# Text Tokenization Exercise

This exercise explores the challenges of splitting text into sentences and words when dealing with complex real-world text containing dates, amounts, URLs, emails, acronyms, and multi-word expressions.

In [1]:
# Sample text with challenging elements
text = """Dr. John Smith, Ph.D., earned $1,250.50 on Jan. 15, 2024, for his work at A.I. Corp. You can reach him at j.smith@ai-corp.co.uk or visit https://www.ai-corp.co.uk/team/dr-smith for more info. The U.S.A.-based company reported a 23.5% increase in Q3 revenue, totaling €2.5M."""

print("Original text:")
print(text) 

Original text:
Dr. John Smith, Ph.D., earned $1,250.50 on Jan. 15, 2024, for his work at A.I. Corp. You can reach him at j.smith@ai-corp.co.uk or visit https://www.ai-corp.co.uk/team/dr-smith for more info. The U.S.A.-based company reported a 23.5% increase in Q3 revenue, totaling €2.5M.


Before

In [2]:
import re

sentences = re.split(r'(?<=[.!?])\s+', text)
for s in sentences:
    print(s)

Dr.
John Smith, Ph.D., earned $1,250.50 on Jan.
15, 2024, for his work at A.I.
Corp.
You can reach him at j.smith@ai-corp.co.uk or visit https://www.ai-corp.co.uk/team/dr-smith for more info.
The U.S.A.-based company reported a 23.5% increase in Q3 revenue, totaling €2.5M.


In [3]:
words = text.split()
print(words)

['Dr.', 'John', 'Smith,', 'Ph.D.,', 'earned', '$1,250.50', 'on', 'Jan.', '15,', '2024,', 'for', 'his', 'work', 'at', 'A.I.', 'Corp.', 'You', 'can', 'reach', 'him', 'at', 'j.smith@ai-corp.co.uk', 'or', 'visit', 'https://www.ai-corp.co.uk/team/dr-smith', 'for', 'more', 'info.', 'The', 'U.S.A.-based', 'company', 'reported', 'a', '23.5%', 'increase', 'in', 'Q3', 'revenue,', 'totaling', '€2.5M.']


After

In [6]:
import spacy
nlp = spacy.load("en_core_web_sm")
doc = nlp(text)
sentences = []
for s in doc.sents:
    sentences.append(s.text)


sentences

['Dr.

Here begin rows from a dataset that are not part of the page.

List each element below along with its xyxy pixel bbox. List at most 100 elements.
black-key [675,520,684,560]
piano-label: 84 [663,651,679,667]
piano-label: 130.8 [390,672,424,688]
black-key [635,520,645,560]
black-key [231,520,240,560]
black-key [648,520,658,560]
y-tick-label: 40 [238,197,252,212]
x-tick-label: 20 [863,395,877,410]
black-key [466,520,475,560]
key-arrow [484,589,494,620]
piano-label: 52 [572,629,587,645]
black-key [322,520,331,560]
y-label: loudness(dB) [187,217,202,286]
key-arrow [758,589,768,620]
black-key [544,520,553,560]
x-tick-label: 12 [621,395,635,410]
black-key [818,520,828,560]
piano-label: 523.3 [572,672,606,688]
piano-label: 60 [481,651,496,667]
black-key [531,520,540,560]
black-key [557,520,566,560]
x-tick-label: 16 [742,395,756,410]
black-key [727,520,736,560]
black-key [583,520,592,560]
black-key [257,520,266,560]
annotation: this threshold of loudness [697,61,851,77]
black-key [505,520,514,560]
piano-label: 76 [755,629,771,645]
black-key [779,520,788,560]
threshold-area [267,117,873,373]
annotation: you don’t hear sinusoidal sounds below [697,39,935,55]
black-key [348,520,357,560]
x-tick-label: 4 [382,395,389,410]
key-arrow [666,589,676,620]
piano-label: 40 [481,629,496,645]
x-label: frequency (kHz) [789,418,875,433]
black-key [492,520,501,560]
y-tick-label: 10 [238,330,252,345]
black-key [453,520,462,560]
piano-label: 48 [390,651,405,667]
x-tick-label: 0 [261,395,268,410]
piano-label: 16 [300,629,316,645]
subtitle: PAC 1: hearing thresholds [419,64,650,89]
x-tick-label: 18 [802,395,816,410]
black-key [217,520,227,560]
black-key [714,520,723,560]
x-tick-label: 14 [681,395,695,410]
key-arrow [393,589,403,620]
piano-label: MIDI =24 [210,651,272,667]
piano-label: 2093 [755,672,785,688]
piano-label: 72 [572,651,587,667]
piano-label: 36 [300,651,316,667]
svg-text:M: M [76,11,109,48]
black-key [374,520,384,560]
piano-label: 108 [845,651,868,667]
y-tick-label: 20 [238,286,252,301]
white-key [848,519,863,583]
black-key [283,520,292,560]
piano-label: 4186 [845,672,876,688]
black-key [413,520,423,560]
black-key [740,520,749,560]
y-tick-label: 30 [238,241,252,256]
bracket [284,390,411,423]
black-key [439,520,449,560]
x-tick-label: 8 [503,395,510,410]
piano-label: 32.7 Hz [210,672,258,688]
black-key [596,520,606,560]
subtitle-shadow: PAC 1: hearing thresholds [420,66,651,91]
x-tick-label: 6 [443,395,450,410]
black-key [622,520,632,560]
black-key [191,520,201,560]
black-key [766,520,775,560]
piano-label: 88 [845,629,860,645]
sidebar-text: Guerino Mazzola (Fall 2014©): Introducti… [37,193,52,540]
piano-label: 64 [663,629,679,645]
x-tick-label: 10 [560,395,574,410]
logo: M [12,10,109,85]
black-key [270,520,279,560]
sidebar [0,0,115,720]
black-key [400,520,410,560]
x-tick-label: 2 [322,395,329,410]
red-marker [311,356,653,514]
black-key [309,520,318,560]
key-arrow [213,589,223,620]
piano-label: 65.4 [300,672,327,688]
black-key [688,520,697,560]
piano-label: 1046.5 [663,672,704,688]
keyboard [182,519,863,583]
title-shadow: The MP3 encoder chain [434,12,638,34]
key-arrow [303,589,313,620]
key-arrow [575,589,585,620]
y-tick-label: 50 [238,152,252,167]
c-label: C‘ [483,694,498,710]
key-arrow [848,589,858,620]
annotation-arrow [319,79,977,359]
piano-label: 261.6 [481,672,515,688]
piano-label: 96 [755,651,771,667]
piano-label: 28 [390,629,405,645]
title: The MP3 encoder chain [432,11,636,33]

John Smith, Ph.D., earned $1,250.50 on Jan. 15, 2024, for his work at A.I. Corp.',
 'You can reach him at j.smith@ai-corp.co.uk or visit https://www.ai-corp.co.uk/team/dr-smith for more info.',
 'The U.S.A.-based company reported a 23.5% increase in Q3 revenue, totaling €2.5M.']

# Corpus Tokenization Exercise

This exercise explores the challenges of splitting words in large corpuses and find the most common words. 

## The Challenge

Given a file `shakes.txt` in the book folder. Find the words that are more common in Shakespeare's book.